Petro was the first to speak, noting how the Russian invasion of Ukraine is Moscow’s military effort to end Ukraine’s existence as a state and reconstitute the Soviet Union. He believes that Russia’s and Ukraine’s future is controlled by their own people and that in order to potentially end the war in the near future, the two countries need to actively choose to build a peaceful relationship.
Additionally, the University of Rhode Island scholar declared that direct North Atlantic Treaty Organization (NATO) military action will not end the war, but NATO can supply the Ukrainian military with weapons. Additionally, Western nations can continue to employ sanctions in hopes of destroying the Russian economy; however, Petro referenced three decades worth of research that has concluded that sanctions with vague objectives applied over long periods of time allow the targets to adjust. As such, sanctions have never succeeded in changing the policies of other nations — not even once. Moreover, Russia is on track to end this war with a budget surplus, highlighting the failure of the sanctions. Petro summed up his argument, proclaiming that this war is not just about Ukraine, but it is about a larger crusade as Moscow is fighting against liberal democracy, freedom and progress.
Conversely, the former Russian Minister of Foreign Affairs believes that the sole reason for the war in Ukraine is that Russia hates examples of prosperous, free democracies in the West. Russia is fearful that Ukraine will further democratize, becoming closer with Russia’s enemies: NATO and the West. The Russian government particularly hates NATO since the organization was created to protect the world from Former Premier of the Soviet Union Joseph Stalin and Soviet Union aggression. Russia has made several attempts to join NATO, but has failed to meet the criteria, which include introducing democracy and a free market economy in the country.
Kozyrev recognized that Russian President Vladimir Putin did not come out of nowhere.
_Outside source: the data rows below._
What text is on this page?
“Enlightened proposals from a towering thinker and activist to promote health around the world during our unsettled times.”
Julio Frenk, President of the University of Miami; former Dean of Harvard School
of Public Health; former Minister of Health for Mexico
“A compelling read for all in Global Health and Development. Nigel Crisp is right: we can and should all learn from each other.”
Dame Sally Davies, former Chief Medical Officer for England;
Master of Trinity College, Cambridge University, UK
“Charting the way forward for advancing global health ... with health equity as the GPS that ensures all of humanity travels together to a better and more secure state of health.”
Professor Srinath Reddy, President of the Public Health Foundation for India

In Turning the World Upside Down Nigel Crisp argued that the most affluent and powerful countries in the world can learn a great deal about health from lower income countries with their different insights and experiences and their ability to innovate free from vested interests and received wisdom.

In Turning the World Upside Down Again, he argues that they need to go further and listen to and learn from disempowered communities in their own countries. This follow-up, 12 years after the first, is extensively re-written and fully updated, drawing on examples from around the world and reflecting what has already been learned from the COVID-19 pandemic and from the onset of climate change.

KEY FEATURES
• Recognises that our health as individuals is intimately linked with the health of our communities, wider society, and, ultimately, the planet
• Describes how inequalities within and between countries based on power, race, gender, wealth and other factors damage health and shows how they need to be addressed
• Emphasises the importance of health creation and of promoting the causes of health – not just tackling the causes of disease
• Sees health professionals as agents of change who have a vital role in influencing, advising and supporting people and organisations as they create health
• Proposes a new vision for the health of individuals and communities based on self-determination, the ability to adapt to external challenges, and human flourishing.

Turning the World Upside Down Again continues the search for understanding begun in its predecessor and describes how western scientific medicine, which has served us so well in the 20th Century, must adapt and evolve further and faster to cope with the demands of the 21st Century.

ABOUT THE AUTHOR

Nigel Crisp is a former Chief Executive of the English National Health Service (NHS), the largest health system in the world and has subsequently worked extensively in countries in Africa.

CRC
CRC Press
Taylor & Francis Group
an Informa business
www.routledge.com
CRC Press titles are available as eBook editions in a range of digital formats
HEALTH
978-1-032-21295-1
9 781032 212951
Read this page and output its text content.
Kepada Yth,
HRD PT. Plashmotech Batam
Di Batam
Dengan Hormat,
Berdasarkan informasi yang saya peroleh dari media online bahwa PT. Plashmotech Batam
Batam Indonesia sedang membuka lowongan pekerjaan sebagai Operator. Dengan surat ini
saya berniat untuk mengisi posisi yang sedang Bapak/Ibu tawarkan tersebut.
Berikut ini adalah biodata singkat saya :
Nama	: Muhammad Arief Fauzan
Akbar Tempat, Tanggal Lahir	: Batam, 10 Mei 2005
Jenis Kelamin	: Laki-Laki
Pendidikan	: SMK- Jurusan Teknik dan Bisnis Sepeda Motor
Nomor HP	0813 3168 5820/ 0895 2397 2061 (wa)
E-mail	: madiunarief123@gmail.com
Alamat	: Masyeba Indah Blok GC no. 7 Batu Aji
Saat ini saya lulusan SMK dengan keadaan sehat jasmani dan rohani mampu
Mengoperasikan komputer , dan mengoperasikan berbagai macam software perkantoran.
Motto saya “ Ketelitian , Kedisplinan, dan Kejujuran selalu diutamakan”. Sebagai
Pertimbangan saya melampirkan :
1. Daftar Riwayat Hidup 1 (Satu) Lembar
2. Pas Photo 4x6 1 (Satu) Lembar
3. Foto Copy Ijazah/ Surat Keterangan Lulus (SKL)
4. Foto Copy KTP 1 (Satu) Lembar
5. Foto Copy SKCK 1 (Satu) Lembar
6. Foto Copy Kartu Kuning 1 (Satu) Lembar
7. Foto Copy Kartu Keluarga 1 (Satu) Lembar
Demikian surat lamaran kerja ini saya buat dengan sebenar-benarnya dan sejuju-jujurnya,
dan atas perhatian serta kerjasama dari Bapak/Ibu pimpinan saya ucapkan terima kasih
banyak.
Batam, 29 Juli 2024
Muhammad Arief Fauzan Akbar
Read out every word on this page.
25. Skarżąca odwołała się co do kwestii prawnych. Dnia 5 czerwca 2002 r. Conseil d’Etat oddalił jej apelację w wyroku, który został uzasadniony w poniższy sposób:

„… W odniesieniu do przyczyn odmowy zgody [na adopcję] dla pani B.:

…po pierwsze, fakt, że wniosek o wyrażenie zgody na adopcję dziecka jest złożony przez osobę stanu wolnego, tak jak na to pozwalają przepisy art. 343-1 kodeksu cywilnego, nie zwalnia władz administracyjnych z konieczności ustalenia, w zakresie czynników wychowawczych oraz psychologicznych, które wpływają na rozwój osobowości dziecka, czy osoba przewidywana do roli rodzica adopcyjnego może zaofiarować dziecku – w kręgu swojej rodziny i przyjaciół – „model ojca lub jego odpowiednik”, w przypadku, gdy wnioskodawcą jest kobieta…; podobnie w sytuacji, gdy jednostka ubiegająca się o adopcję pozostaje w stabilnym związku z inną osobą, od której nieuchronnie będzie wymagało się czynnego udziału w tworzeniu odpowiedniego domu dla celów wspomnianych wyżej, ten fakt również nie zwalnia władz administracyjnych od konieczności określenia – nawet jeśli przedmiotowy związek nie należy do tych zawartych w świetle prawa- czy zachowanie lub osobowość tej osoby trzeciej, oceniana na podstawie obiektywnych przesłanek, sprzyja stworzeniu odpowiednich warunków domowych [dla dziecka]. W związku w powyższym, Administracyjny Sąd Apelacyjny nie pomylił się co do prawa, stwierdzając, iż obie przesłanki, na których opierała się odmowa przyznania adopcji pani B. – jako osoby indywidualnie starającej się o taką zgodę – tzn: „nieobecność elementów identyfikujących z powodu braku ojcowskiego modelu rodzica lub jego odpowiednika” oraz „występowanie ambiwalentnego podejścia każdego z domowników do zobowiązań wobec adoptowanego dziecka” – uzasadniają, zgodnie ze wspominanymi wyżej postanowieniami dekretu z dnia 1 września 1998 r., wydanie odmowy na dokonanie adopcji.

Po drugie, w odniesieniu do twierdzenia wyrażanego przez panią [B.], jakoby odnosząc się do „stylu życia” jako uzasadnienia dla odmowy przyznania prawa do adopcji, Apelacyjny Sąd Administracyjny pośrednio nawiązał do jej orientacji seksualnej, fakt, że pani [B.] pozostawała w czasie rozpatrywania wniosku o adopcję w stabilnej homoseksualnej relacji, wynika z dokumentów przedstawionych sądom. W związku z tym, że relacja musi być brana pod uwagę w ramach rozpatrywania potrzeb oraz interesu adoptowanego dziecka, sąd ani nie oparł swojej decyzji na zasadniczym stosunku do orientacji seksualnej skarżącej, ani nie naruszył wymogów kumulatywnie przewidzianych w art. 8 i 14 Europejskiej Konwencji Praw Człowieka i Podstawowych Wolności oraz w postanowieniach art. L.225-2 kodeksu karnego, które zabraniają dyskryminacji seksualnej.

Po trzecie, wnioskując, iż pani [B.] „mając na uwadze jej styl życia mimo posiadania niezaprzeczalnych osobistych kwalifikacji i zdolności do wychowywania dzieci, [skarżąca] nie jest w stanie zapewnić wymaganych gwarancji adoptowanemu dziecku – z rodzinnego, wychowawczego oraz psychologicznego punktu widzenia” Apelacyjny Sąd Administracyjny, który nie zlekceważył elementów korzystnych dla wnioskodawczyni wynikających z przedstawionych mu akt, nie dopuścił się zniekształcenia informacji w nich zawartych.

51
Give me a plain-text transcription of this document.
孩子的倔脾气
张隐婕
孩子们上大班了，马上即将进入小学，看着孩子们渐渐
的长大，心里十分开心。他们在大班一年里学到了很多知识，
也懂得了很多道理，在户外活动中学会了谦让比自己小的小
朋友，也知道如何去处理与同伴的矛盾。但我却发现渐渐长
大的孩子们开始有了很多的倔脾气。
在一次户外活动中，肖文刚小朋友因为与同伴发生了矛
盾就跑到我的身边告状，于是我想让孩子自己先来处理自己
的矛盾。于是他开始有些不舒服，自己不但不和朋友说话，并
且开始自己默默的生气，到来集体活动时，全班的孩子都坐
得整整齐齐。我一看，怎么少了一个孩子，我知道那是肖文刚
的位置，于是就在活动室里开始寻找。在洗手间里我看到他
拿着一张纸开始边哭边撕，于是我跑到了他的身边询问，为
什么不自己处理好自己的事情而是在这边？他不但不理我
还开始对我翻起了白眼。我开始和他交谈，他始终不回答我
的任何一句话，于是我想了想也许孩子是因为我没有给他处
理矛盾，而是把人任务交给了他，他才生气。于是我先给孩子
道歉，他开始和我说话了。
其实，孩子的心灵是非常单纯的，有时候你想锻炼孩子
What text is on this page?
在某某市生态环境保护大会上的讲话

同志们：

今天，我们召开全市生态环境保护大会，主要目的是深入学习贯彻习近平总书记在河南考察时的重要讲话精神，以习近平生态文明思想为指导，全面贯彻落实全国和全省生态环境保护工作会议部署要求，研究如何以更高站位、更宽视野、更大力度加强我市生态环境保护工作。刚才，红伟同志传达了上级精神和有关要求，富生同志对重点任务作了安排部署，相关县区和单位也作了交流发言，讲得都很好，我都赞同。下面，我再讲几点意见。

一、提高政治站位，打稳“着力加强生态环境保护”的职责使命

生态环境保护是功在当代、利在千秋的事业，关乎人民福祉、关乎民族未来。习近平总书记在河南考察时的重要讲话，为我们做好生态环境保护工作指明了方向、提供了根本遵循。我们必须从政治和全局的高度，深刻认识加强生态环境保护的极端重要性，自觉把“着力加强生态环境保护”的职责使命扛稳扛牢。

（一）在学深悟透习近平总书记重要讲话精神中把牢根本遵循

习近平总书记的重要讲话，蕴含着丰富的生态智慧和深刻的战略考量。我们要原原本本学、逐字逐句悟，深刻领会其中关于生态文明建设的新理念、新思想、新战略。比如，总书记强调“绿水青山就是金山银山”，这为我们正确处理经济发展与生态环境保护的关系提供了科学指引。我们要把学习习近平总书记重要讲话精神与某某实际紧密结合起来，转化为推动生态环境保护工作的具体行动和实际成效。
Former Russian President Boris Yeltsin appointed Putin as the chief of Presidential Staff in 1997 and the former KGB foreign intelligence officer has stayed in power ever since. In fact, Kozyrev holds that Putin has never been democratically elected to his roles. As he has centralized power in the Kremlin, Putin has cracked down on media-owning oligarchs in order to maintain full control over the press and media in Russia.
Kozyrev reflected on growing up in the Soviet Union when there was no free media. Like Kozyrev, Putin also grew up in the USSR and learned from the Soviet environment that when the state possesses total power, the media becomes propaganda and the population becomes indoctrinated as the government-owned media is the only form of information to which the people are exposed.
Though there were some areas of agreement, by the end of the event, Petro and Kozyrev continued to disagree about the role of NATO in the War.